As a follow up to the last post, I wanted to show you what Ryan did to his farmagon. He got his drafting supplies out from college and redrew it. Note also the location of honor it has in our house.
So I'm also writing this on what will probably be the coldest day of the year. Because of that, we need a "how Ryan gets ready to do chores" post!
Step one: Put on long johns. No picture for this one because, well, because.
Step two: After donning jeans (See this post item 1) and a sweatshirt, put on your coat liner and tell your wife with the camera she's being silly.

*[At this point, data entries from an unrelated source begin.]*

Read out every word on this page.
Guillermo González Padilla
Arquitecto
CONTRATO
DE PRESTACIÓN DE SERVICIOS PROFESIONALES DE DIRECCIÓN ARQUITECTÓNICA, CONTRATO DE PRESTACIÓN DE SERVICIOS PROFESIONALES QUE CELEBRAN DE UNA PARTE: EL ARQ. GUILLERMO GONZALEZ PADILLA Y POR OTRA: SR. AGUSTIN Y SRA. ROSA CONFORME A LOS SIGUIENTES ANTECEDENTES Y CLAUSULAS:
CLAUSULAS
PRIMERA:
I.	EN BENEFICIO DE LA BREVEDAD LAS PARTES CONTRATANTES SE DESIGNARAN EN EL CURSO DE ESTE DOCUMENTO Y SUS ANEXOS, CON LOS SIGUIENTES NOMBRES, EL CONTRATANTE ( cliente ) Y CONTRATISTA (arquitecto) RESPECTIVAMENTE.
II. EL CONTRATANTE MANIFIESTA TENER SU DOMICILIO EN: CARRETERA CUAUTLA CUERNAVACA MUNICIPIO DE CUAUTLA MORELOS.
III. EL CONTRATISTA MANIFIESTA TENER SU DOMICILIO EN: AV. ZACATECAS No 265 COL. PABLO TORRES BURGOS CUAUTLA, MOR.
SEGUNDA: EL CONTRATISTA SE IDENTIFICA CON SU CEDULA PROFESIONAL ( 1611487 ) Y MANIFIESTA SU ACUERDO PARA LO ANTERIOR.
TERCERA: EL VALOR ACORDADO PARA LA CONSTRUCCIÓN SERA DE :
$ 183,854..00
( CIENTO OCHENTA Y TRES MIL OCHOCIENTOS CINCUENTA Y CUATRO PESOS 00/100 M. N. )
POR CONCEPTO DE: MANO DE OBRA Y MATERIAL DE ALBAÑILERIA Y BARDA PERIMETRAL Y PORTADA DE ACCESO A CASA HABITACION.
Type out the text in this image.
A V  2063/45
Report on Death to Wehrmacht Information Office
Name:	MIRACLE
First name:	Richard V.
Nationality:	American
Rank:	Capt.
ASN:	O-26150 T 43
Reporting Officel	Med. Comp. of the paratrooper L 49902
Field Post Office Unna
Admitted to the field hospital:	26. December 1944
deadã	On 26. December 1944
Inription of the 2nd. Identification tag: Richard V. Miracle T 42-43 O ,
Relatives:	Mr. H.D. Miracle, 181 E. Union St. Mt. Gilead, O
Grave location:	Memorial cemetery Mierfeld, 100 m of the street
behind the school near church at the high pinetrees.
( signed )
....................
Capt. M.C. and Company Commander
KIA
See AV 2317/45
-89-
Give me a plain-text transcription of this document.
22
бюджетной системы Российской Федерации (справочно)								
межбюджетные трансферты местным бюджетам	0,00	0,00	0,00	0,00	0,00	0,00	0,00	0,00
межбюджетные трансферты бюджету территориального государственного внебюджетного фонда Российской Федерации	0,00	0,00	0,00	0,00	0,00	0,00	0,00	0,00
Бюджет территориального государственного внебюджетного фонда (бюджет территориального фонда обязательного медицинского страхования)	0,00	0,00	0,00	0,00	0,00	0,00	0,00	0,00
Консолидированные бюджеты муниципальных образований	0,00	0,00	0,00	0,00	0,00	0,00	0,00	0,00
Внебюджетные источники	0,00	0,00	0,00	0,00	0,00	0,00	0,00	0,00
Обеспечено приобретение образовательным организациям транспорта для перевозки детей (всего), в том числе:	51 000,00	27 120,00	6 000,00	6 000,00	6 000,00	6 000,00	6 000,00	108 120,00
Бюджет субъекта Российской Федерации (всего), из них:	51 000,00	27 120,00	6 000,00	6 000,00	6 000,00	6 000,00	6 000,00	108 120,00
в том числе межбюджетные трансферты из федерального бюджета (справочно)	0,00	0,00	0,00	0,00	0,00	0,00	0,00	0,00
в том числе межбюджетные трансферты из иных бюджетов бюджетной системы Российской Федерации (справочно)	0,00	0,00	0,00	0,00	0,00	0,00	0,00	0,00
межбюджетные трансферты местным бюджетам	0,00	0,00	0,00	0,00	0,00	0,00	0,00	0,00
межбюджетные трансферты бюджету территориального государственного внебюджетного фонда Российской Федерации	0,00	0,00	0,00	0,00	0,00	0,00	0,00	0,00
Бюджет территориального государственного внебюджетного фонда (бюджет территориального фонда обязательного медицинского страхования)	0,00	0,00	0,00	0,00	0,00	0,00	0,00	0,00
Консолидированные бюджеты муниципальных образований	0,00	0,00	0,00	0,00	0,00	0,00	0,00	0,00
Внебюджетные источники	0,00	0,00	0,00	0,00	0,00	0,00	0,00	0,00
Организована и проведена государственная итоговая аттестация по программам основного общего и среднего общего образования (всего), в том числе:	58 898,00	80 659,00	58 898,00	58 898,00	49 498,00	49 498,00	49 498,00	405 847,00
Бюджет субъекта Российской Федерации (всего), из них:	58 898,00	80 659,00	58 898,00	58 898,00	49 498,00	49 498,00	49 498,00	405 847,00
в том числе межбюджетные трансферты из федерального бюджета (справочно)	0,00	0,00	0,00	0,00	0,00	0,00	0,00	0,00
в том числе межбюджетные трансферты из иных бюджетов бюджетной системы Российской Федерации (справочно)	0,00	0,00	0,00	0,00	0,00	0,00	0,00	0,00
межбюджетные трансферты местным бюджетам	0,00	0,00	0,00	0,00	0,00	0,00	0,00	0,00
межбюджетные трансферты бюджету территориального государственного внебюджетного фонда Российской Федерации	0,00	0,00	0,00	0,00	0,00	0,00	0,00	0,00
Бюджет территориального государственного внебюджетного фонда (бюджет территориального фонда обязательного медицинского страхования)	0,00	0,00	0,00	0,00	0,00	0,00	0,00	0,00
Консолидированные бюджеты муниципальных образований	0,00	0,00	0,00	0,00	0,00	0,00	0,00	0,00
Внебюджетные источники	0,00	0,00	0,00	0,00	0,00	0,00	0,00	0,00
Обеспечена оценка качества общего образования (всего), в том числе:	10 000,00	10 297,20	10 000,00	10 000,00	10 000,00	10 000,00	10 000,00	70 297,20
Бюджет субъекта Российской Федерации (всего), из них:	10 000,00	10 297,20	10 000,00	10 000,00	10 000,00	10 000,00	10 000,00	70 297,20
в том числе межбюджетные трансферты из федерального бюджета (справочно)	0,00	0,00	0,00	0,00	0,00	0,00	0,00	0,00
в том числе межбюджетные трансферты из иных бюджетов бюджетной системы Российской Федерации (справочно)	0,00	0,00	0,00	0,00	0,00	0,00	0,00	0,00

Step 3: Put on a puffy vest, having chosen the "least stupid-looking" vest of the three that came out of Grandpa's closet.
Step 4: The Carhartts. Yes, these are deeply important. They are not just insulated overalls with a tear in them I've repaired twice. They are an important part of farmerhood. Yes, I made that word up. But it's true. It's one of those things that makes one a FARMER instead of just a farmer.
I'll note that they're navy blue because the traditional Carhartt color, s#!& brown (for a reason.. think about it) was just plain too ugly for this former city boy. I'm with him on this one.
Step 5: Put on the coat shell and the boots. All told, about a 20 minute process.
It actually just occurred to me that we didn't purchase hardly anything this man is wearing other than the jeans. God bless mothers, mother-in-laws, grandmas, and grandpas.
I take that back. I bought him the wool socks. And he bought the hat.
It's so people can see him during deer season.